What You Should Know About Being An English Major

It's more than just hipsters reading obscure novels.

When you tell people you're an English major, they automatically think you want to be the next Stephen King. They picture you as a typical hipster and assume you spend your free time reading obscure novels and writing poetry.

But for most of us, that's not the case. As an English major, you'll be pushing your brain to its limits and experiencing the classic college diagnoses of procrastination and disillusion.

Make no mistake, English is a great major, but you should be prepared before you dive in. Here's what to expect:

Writing classes.
There are two main types of English classes: writing and literature. The writing classes are basically group therapy. All those hipster associations about obscure novels and poetry are mostly true here. Some people are dead-set on writing their novel and will whine if they have to do anything else. Then there's the YA cult who, for some reason, loves to read books meant for 14-year-olds.

You'll be expected to write pieces that say something profound about humanity or the universe. If that's your thing, you'll fit right in. If it's not, good luck.

But most English majors will only take a few writing classes. Most of the English classes you'll take are...

Literature classes.
Do you like reading? Be prepared for that to change. You'll be wading through texts so dry you'll get dehydrated. You likely won't study the "fun" stuff. Instead, there's lots of social commentary, archaic satire, and slavery novels. Oh, and after you've read 125 pages in two days, you'll have to write a paper on it.

That said, if you can't stand boring literature but love to pour out your soul through the written word, then Creative Writing is probably the major you're looking for. Here in Englishland, it's mostly critical analysis and theory with a side of writing.

It's not as artsy as you think.
Sure, you might study some of the finest contemporary poetry, but most of the time, you're pretending you don't have a 10-page research paper on Victorian literature due.

You have to read for analysis, not for enjoyment.
As an English major, you can't read the assigned texts for enjoyment. You have to read them and be aware of the craft behind them. You have to recognize themes, study character motives, and put yourself in the author's shoes. If you read for enjoyment, you'll miss out on the big picture.

There's lots of freedom.
In most majors, you have to follow a set path (Chem I, Chem II, Organic Chem I...). With an English major, you can mostly take whatever you want, whenever you want. Want to take U.S. Literature and Poetry II in the same semester? Go ahead. The world is your oyster.

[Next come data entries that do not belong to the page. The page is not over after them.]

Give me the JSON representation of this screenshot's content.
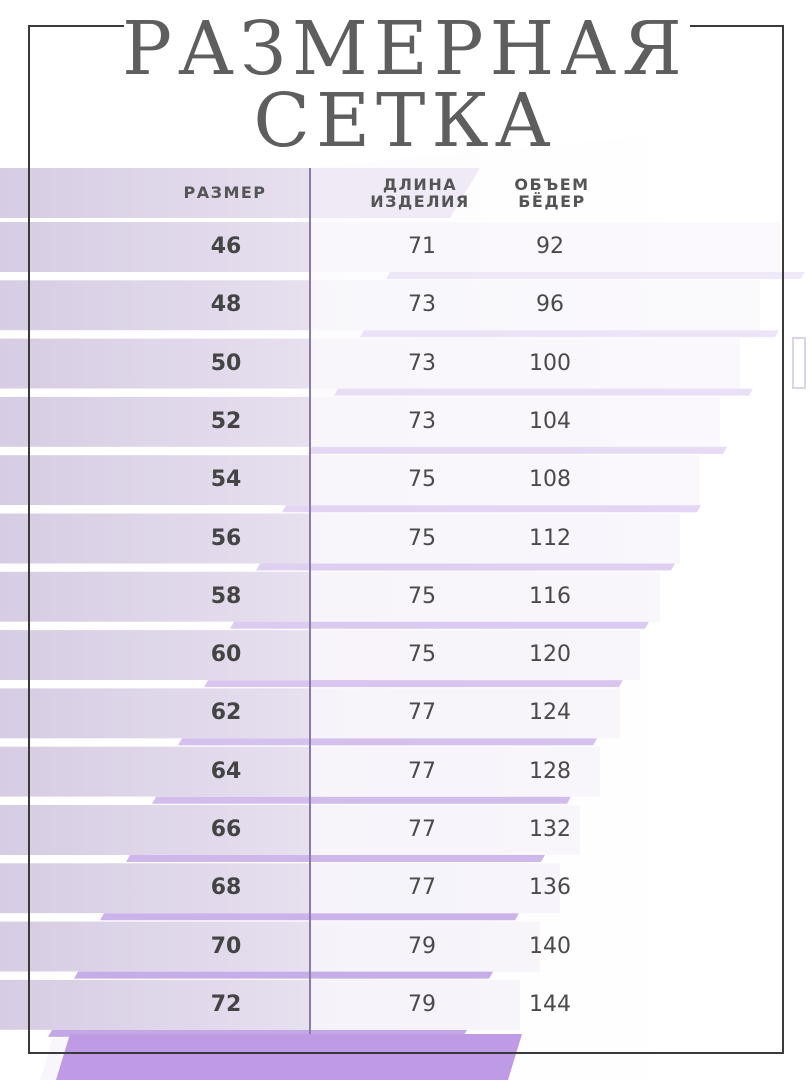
{
  "title": {
    "line1": "РАЗМЕРНАЯ",
    "line2": "СЕТКА"
  },
  "table": {
    "headers": {
      "size": "РАЗМЕР",
      "length_line1": "ДЛИНА",
      "length_line2": "ИЗДЕЛИЯ",
      "hips_line1": "ОБЪЕМ",
      "hips_line2": "БЁДЕР"
    },
    "rows": [
      {
        "size": "46",
        "length": "71",
        "hips": "92"
      },
      {
        "size": "48",
        "length": "73",
        "hips": "96"
      },
      {
        "size": "50",
        "length": "73",
        "hips": "100"
      },
      {
        "size": "52",
        "length": "73",
        "hips": "104"
      },
      {
        "size": "54",
        "length": "75",
        "hips": "108"
      },
      {
        "size": "56",
        "length": "75",
        "hips": "112"
      },
      {
        "size": "58",
        "length": "75",
        "hips": "116"
      },
      {
        "size": "60",
        "length": "75",
        "hips": "120"
      },
      {
        "size": "62",
        "length": "77",
        "hips": "124"
      },
      {
        "size": "64",
        "length": "77",
        "hips": "128"
      },
      {
        "size": "66",
        "length": "77",
        "hips": "132"
      },
      {
        "size": "68",
        "length": "77",
        "hips": "136"
      },
      {
        "size": "70",
        "length": "79",
        "hips": "140"
      },
      {
        "size": "72",
        "length": "79",
        "hips": "144"
      }
    ]
  },
  "colors": {
    "lavender_light": "#ece6f3",
    "lavender_mid": "#d9cfe6",
    "lavender_accent": "#c4a8e6",
    "lavender_deep": "#b894e0",
    "frame": "#3a3a3a",
    "title_text": "#5e5e5e"
  }
}
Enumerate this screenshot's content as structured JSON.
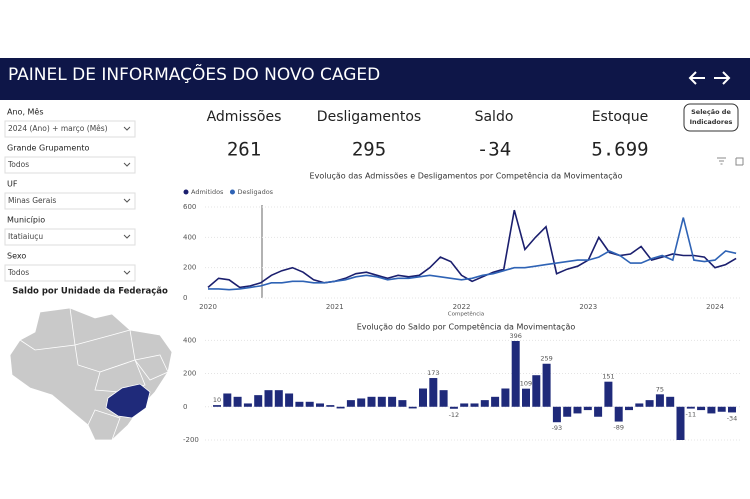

When it comes to gen eds, work smarter, not harder.
Even though you want to spend your time with your major, there will still be those pesky gen ed classes to get through. (Sadly, that does include math and science.)

Pro tip: See if you can take these non-major classes online. That's your best bet. For the ones you can't take online, aim for big lecture classes. The material is usually easier, and the attendance policies tend to be more lenient.

You'll learn skills you'll use for life.
Like Business Insider pointed out, as an English major, you'll learn how to think critically, write, and deal with people. Those are valuable skills that will always be in demand, and they'll also make you a more well-rounded person.

Personally, I find that being an English major has given me a particularly rewarding college experience. While it's strenuous at times, the payoff is great. Get ready for some of the best years of your life - welcome to the English major!